For the newly minted River Oaks District, meanwhile, the theater’s a big draw. The luxury shopping center needs to attract big spenders to its designer stores, and unlike a typical theater stuffed with families and teens, iPic brings a “more affluent, better-educated, adult customer,” Gilliam says. A representative from OliverMcMillan, the district’s developer, says they “couldn’t be more pleased” with iPic as a tenant and that the theater has helped the center become “a destination.” Without the foot traffic from iPic, it’s likely the other retail stores would suffer.
Jonathan Kuntz, a lecturer at the UCLA School of Theater, Film and Television, thinks there’s a clear downside to the clearance-zone practice: the potential reduction of options not only for people who like cuddling in blankets at the movie theater, but for people who want to see “films that may be saying interesting things.” “It has a negative impact in the long-run if it causes the little chains and art houses to fail,” Kuntz adds. “If all we end up with is big chains showing the same four to six movies every week, that’s a loss.”
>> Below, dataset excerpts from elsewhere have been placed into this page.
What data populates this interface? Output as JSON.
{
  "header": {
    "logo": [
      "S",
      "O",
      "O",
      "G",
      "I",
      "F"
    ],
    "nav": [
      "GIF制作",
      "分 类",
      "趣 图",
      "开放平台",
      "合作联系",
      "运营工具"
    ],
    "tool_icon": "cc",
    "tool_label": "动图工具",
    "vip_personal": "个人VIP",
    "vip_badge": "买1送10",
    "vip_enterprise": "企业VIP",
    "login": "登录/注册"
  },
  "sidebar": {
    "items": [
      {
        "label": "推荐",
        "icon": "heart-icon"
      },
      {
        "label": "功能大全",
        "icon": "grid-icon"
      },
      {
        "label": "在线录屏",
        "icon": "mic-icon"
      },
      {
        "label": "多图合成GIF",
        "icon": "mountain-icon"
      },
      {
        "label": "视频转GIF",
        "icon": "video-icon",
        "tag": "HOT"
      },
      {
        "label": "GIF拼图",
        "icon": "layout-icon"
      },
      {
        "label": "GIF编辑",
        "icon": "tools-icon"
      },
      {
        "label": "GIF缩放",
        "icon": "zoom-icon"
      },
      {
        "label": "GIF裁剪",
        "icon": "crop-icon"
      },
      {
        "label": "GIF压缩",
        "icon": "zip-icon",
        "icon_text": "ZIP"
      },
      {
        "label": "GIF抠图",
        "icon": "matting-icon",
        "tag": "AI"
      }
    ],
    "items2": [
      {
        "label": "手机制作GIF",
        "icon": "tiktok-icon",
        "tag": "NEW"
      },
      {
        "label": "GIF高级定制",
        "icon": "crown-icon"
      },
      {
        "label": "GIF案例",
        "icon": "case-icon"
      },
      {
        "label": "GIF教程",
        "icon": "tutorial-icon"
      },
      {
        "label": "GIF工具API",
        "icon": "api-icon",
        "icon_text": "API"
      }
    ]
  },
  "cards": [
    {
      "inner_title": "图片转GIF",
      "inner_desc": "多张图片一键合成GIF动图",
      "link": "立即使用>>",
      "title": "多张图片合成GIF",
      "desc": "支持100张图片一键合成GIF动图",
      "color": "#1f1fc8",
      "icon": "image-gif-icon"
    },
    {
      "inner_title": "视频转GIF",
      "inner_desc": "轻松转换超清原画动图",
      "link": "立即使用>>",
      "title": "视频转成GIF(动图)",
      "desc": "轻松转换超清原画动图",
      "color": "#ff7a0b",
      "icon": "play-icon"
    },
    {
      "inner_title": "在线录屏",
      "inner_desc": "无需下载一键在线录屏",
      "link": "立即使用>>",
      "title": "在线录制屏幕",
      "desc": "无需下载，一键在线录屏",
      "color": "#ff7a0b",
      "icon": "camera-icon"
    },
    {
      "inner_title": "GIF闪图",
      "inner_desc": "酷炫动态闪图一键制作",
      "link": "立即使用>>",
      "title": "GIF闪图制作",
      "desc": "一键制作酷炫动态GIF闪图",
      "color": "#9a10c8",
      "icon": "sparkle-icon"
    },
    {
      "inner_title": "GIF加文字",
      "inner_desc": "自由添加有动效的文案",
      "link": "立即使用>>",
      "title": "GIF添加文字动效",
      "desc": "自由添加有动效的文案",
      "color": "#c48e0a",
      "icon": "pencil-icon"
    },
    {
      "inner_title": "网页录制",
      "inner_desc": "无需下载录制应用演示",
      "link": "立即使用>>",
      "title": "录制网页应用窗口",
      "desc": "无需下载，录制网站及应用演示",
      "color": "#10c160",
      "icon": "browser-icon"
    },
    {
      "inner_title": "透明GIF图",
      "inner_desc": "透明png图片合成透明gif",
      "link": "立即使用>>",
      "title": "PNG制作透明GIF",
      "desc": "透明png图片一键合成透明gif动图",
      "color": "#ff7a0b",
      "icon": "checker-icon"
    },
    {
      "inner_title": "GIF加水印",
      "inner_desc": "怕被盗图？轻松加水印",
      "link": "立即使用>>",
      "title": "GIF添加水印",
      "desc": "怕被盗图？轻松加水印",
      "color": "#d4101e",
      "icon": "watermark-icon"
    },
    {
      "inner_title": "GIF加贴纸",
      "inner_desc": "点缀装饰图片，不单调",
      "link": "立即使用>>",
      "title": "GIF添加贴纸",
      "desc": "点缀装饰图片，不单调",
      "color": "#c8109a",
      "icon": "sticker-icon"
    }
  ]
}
In January, a Harris County District Court judge granted iPic a temporary injunction, which halted Regal’s use of clearances until the case goes to trial this October. Abraham Wickelgren, a University of Texas law professor who specializes in antitrust cases, says the judge will have to weigh both sides’ interests against the potential harm this policy is inflicting upon the typical Houston moviegoer. “Ultimately, that’s what antitrust is about—not protecting competitors for the sake of the competitors, but for the final consumer,” Wickelgren says.
And consumers lately have been losing out. The owners of Viva Cinema, which opened in 2013 in the revamped PlazAmericas (formerly the Sharpstown Mall), set out to show new blockbusters either dubbed in Spanish or with subtitles, catering to the largely Hispanic population in the area. In another lawsuit winding its way through court, Viva alleges that AMC demanded, and received, exclusive rights to show pictures like Iron Man 3 and Fast & Furious 6, even though the films would be run at the Spanish-language theater in a different format. Viva went out of business seven months later.
As theater companies big and small duke it out in Houston, clearances have attracted closer scrutiny on a national scale—the U.S. Justice Department’s antitrust division initiated a probe last year into Regal, AMC and Cinemark to see if their practices are violating federal law. Some smaller theaters, iPic included, are hoping the practice is struck down like the studio-branded theater monopolies were in 1948.
“A clearance doesn’t really apply in today’s world,” Hashemi says. In his view, the market is wide enough for cineplexes like Regal and niche theaters like his to coexist. He likens it to the hospitality industry, where “you have Holiday Inn, you have Marriott and you have Ritz Carlton.” Just as movies these days vary in style from big-studio blockbusters to quirky indie films, says Hashemi, “they all do business because different people have different tastes.”